Po kilku dniach Joost rozpoczął 24-godzinną służbę w parze alarmowej - 2 pilotów, 2 mechaników i 2 uzbrojone F-16 gotowe do natychmiastowego startu w obronie granic Holandii i sąsiednich krajów NATO. Tego dnia w czasie dyżuru zaplanowano ćwiczenia w przechwytywaniu celów powietrznych, a kiedy piloci skontaktowali się z kontrolerami naziemnymi, aby ustalić co będą dokładnie robić okazało się, że padł pomysł przechwytywania wolno lecących celów (wolne samoloty i/lub śmigłowce).

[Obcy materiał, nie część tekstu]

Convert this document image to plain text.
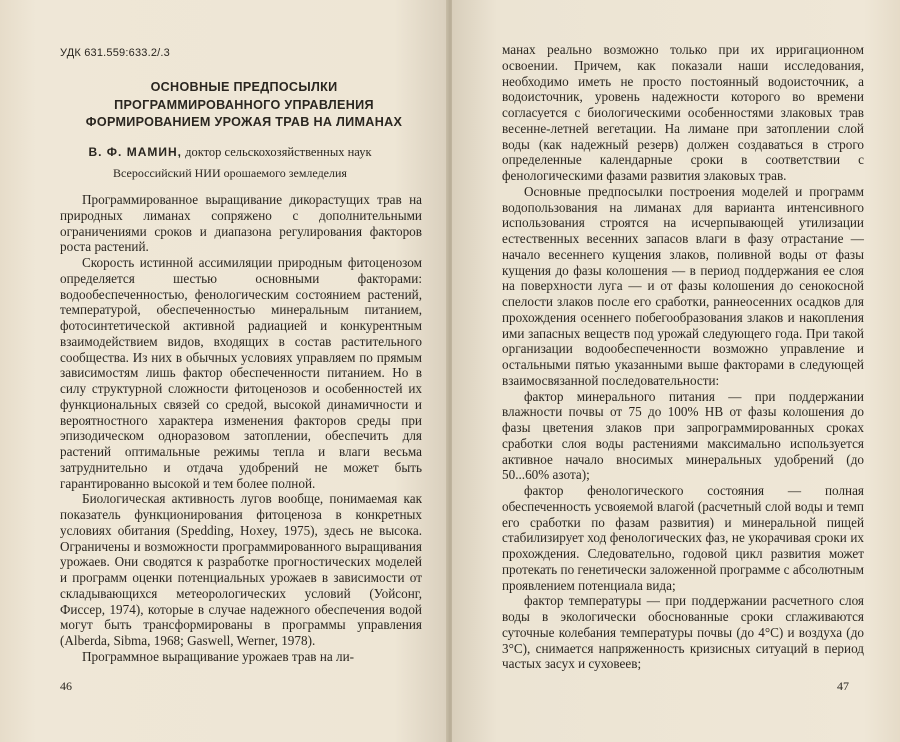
УДК 631.559:633.2/.3
ОСНОВНЫЕ ПРЕДПОСЫЛКИ
ПРОГРАММИРОВАННОГО УПРАВЛЕНИЯ
ФОРМИРОВАНИЕМ УРОЖАЯ ТРАВ НА ЛИМАНАХ
В. Ф. МАМИН, доктор сельскохозяйственных наук
Всероссийский НИИ орошаемого земледелия

Программированное выращивание дикорастущих трав на природных лиманах сопряжено с дополнительными ограничениями сроков и диапазона регулирования факторов роста растений.

Скорость истинной ассимиляции природным фитоценозом определяется шестью основными факторами: водообеспеченностью, фенологическим состоянием растений, температурой, обеспеченностью минеральным питанием, фотосинтетической активной радиацией и конкурентным взаимодействием видов, входящих в состав растительного сообщества. Из них в обычных условиях управляем по прямым зависимостям лишь фактор обеспеченности питанием. Но в силу структурной сложности фитоценозов и особенностей их функциональных связей со средой, высокой динамичности и вероятностного характера изменения факторов среды при эпизодическом одноразовом затоплении, обеспечить для растений оптимальные режимы тепла и влаги весьма затруднительно и отдача удобрений не может быть гарантированно высокой и тем более полной.

Биологическая активность лугов вообще, понимаемая как показатель функционирования фитоценоза в конкретных условиях обитания (Spedding, Hoxey, 1975), здесь не высока. Ограничены и возможности программированного выращивания урожаев. Они сводятся к разработке прогностических моделей и программ оценки потенциальных урожаев в зависимости от складывающихся метеорологических условий (Уойсонг, Фиссер, 1974), которые в случае надежного обеспечения водой могут быть трансформированы в программы управления (Alberda, Sibma, 1968; Gaswell, Werner, 1978).

Программное выращивание урожаев трав на ли-

46

манах реально возможно только при их ирригационном освоении. Причем, как показали наши исследования, необходимо иметь не просто постоянный водоисточник, а водоисточник, уровень надежности которого во времени согласуется с биологическими особенностями злаковых трав весенне-летней вегетации. На лимане при затоплении слой воды (как надежный резерв) должен создаваться в строго определенные календарные сроки в соответствии с фенологическими фазами развития злаковых трав.

Основные предпосылки построения моделей и программ водопользования на лиманах для варианта интенсивного использования строятся на исчерпывающей утилизации естественных весенних запасов влаги в фазу отрастание — начало весеннего кущения злаков, поливной воды от фазы кущения до фазы колошения — в период поддержания ее слоя на поверхности луга — и от фазы колошения до сенокосной спелости злаков после его сработки, раннеосенних осадков для прохождения осеннего побегообразования злаков и накопления ими запасных веществ под урожай следующего года. При такой организации водообеспеченности возможно управление и остальными пятью указанными выше факторами в следующей взаимосвязанной последовательности:

фактор минерального питания — при поддержании влажности почвы от 75 до 100% НВ от фазы колошения до фазы цветения злаков при запрограммированных сроках сработки слоя воды растениями максимально используется активное начало вносимых минеральных удобрений (до 50...60% азота);

фактор фенологического состояния — полная обеспеченность усвояемой влагой (расчетный слой воды и темп его сработки по фазам развития) и минеральной пищей стабилизирует ход фенологических фаз, не укорачивая сроки их прохождения. Следовательно, годовой цикл развития может протекать по генетически заложенной программе с абсолютным проявлением потенциала вида;

фактор температуры — при поддержании расчетного слоя воды в экологически обоснованные сроки сглаживаются суточные колебания температуры почвы (до 4°С) и воздуха (до 3°С), снимается напряженность кризисных ситуаций в период частых засух и суховеев;

47
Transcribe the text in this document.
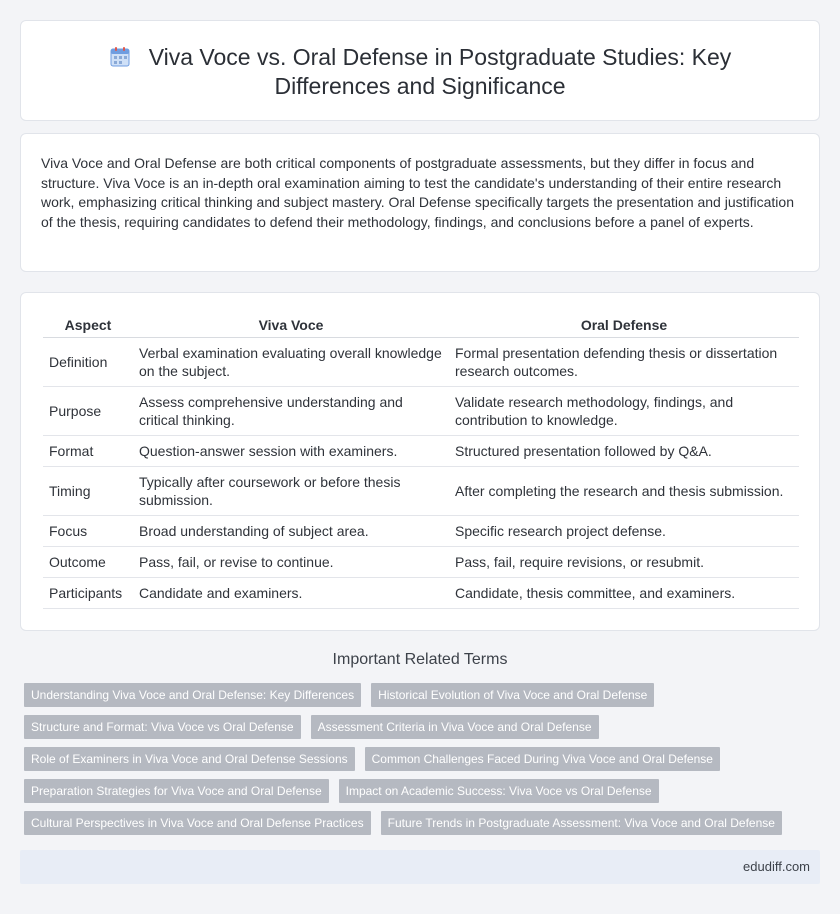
Viva Voce vs. Oral Defense in Postgraduate Studies: Key Differences and Significance

Viva Voce and Oral Defense are both critical components of postgraduate assessments, but they differ in focus and structure. Viva Voce is an in-depth oral examination aiming to test the candidate's understanding of their entire research work, emphasizing critical thinking and subject mastery. Oral Defense specifically targets the presentation and justification of the thesis, requiring candidates to defend their methodology, findings, and conclusions before a panel of experts.

Aspect	Viva Voce	Oral Defense
Definition	Verbal examination evaluating overall knowledge on the subject.	Formal presentation defending thesis or dissertation research outcomes.
Purpose	Assess comprehensive understanding and critical thinking.	Validate research methodology, findings, and contribution to knowledge.
Format	Question-answer session with examiners.	Structured presentation followed by Q&A.
Timing	Typically after coursework or before thesis submission.	After completing the research and thesis submission.
Focus	Broad understanding of subject area.	Specific research project defense.
Outcome	Pass, fail, or revise to continue.	Pass, fail, require revisions, or resubmit.
Participants	Candidate and examiners.	Candidate, thesis committee, and examiners.
Important Related Terms
Understanding Viva Voce and Oral Defense: Key Differences Historical Evolution of Viva Voce and Oral Defense
Structure and Format: Viva Voce vs Oral Defense Assessment Criteria in Viva Voce and Oral Defense
Role of Examiners in Viva Voce and Oral Defense Sessions Common Challenges Faced During Viva Voce and Oral Defense
Preparation Strategies for Viva Voce and Oral Defense Impact on Academic Success: Viva Voce vs Oral Defense
Cultural Perspectives in Viva Voce and Oral Defense Practices Future Trends in Postgraduate Assessment: Viva Voce and Oral Defense
edudiff.com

W tym momencie Joost przypomniał sobie niedawną rozmowę z Hansem i powiedział kontrolerowi, że ma pomysł jak to zorganizować i kogo mogą przechwytywać. Kontrolerowi pomysł się spodobał i ruszyła cała machina ustaleń - z pilotem Cessny Caravana, z kontrolerami cywilnymi "obsługującymi" Cessnę i z każdym zaangażowanym w misję.
- Jak szybko możesz lecieć?
- Cooo? Tak wolno? A jak się bardzo postarasz? OK, to może się udać.
Cessna, jak się pilot postara, może wyciągnąć 120 węzłów. F-16 "lubi" prędkości od 300 węzłów w górę, ale kiedy jest uzbrojony ciężko mu jest zejść poniżej 150 węzłów.
Po zakończeniu pierwszej części zaplanowanych ćwiczeń (i wypaleniu dużej części paliwa, dzięki czemu F-16 stały się lżejsze) nareszcie można przystąpić do zaplanowanych manewrów. Cessna znajduje się 25 km od myśliwców, na wysokości 2 000 metrów i mozolnie wspina się na wysokość zrzutu, a pilot zgłasza, że za minutę skaczą pierwsi spadochroniarze. Odrzutowce tę odległość pokonują w dwie minuty, więc da się wszystko zgrać.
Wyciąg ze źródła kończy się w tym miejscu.